Per tempi e luoghi concordati si intendono tempi e luoghi diversi dalla stessa Celebrazione dell’Eucaristia. La norma sopra citata è ripresa nel Pontificale Romano in riferimento all’inizio del Ministero di un nuovo Vescovo nella sua Diocesi. È noto come, da sempre, l’intervento dell’autorità civile in quella occasione avviene fuori dalla celebrazione liturgica e fuori dalla Chiesa Cattedrale. Per avere un esempio ancora più alto basta far riferimento alle celebrazioni presiedute dal Santo Padre, soprattutto in occasione di Visite Apostoliche nei vari Stati del mondo: nessun Capo di Stato o nessun Monarca, anche se presente, prende la parola durante la Divina Liturgia presieduta da Papa. Questi viene opportunamente accolto civilmente e gli viene rivolto il saluto in tempi e luoghi fuori dalla Liturgia, spesso nello stesso aeroporto di arrivo del Pontefice.
Nel corso degli anni si è tentato di prevedere un intervento da parte dei Sindaci in celebrazioni concernenti l’immissione canonica di nuovi Parroci. L’ “esperimento” non si è dimostrato proficuo per due ragioni fondamentali: l’eccessivo prolungamento temporale della liturgia e interventi spesso lontani dalla natura della Liturgia e sfociati in comizi e propagande politici. Dovendo, pertanto, evitare che nella Liturgia entrassero elementi tali da inficiare il valore cultuale, si è preferito attenersi in tutto all’indicazione legittima dei libri liturgici. A questo dovranno attenersi anche tutti i presbiteri per altre circostanze.

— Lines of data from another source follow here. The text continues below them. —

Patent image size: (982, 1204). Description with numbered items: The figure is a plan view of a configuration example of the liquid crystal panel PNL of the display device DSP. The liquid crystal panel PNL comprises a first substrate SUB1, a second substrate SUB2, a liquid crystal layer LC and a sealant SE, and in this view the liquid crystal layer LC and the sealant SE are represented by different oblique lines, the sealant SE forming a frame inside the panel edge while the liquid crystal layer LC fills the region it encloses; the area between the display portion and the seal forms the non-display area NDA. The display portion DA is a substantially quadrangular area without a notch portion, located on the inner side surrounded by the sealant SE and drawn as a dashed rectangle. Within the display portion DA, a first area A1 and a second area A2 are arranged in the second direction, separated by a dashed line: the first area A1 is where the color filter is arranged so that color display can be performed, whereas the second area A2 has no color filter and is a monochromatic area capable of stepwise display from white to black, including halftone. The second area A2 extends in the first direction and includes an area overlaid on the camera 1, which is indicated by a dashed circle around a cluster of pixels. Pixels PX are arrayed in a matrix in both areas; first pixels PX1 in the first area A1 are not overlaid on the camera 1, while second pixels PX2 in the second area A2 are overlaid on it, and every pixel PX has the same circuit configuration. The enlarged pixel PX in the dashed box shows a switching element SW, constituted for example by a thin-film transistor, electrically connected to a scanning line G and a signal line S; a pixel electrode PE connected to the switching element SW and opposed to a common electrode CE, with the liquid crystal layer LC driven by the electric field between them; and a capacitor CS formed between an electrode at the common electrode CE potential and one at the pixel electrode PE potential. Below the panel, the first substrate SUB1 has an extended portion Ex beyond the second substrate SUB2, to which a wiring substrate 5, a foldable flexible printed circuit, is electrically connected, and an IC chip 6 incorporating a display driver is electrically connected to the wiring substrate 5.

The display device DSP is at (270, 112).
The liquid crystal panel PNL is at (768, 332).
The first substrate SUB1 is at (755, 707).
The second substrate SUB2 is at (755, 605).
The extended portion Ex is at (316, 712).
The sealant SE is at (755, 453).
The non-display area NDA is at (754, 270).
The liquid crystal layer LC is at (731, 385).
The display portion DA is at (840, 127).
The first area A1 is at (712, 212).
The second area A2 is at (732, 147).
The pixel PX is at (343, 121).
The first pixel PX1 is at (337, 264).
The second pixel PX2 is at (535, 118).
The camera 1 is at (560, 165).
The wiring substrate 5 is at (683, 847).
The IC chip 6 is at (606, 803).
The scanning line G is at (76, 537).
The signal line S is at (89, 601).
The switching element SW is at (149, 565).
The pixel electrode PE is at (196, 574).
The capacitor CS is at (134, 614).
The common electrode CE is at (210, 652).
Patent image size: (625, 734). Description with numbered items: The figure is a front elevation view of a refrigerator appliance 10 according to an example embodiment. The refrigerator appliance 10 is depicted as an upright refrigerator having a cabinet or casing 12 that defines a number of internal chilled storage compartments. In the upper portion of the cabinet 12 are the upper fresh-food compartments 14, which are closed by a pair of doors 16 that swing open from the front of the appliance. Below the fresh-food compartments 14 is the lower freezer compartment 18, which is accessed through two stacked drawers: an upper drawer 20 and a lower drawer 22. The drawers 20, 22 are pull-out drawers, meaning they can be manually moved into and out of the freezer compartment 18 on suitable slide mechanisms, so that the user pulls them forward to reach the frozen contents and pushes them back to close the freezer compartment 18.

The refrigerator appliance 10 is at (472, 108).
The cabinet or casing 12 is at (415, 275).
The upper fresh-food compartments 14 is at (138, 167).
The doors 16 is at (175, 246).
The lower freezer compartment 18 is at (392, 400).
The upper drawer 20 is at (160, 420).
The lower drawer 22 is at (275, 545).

Ne consegue che il Vescovo, insieme con gli organismi che lo coadiuvano nell’esercizio del suo munus sanctificandi e nella regolamentazione della sacra Liturgia, lungi dal voler «alimentare la divisione», ha inteso evitare per il futuro che all’interno della Messa, in qualsiasi occasione, ci siano interventi che non siano espressamente previsti dal rito liturgico. Compito del Vescovo infatti non è quello di alimentare divisioni o di creare «in maniera neanche troppo velata» opposizioni tra autorità ecclesiastica e civile – per la quale, peraltro, il Vescovo nutre pieno rispetto e piena collaborazione nei limiti delle singole competenze, coltivando un regolare rapporto di cordialità, sostenendone sforzi e difficoltà, rispondendo con senso di dovere ai gravi compiti che gli sono propri: «Ricordi che le celebrazioni da lui presiedute devono avere una funzione di esemplarità per tutte le altre» (Direttorio per il Ministero pastorale del Vescovo, n. 145.); «Poiché deve difendere l’unità della Chiesa universale, il Vescovo è tenuto a promuovere la disciplina comune a tutta la Chiesa e perciò a urgere l’osservanza di tutte le leggi ecclesiastiche. Vigili che non si insinuino abusi nella disciplina ecclesiastica, soprattutto nel ministero della parola, nella celebrazione dei sacramenti e dei sacramentali, nel culto di Dio e dei Santi» (Istruzione Redemptionis sacramentum, su alcune cose che si devono osservare ed evitare circa la Santissima Eucaristia, n. 177).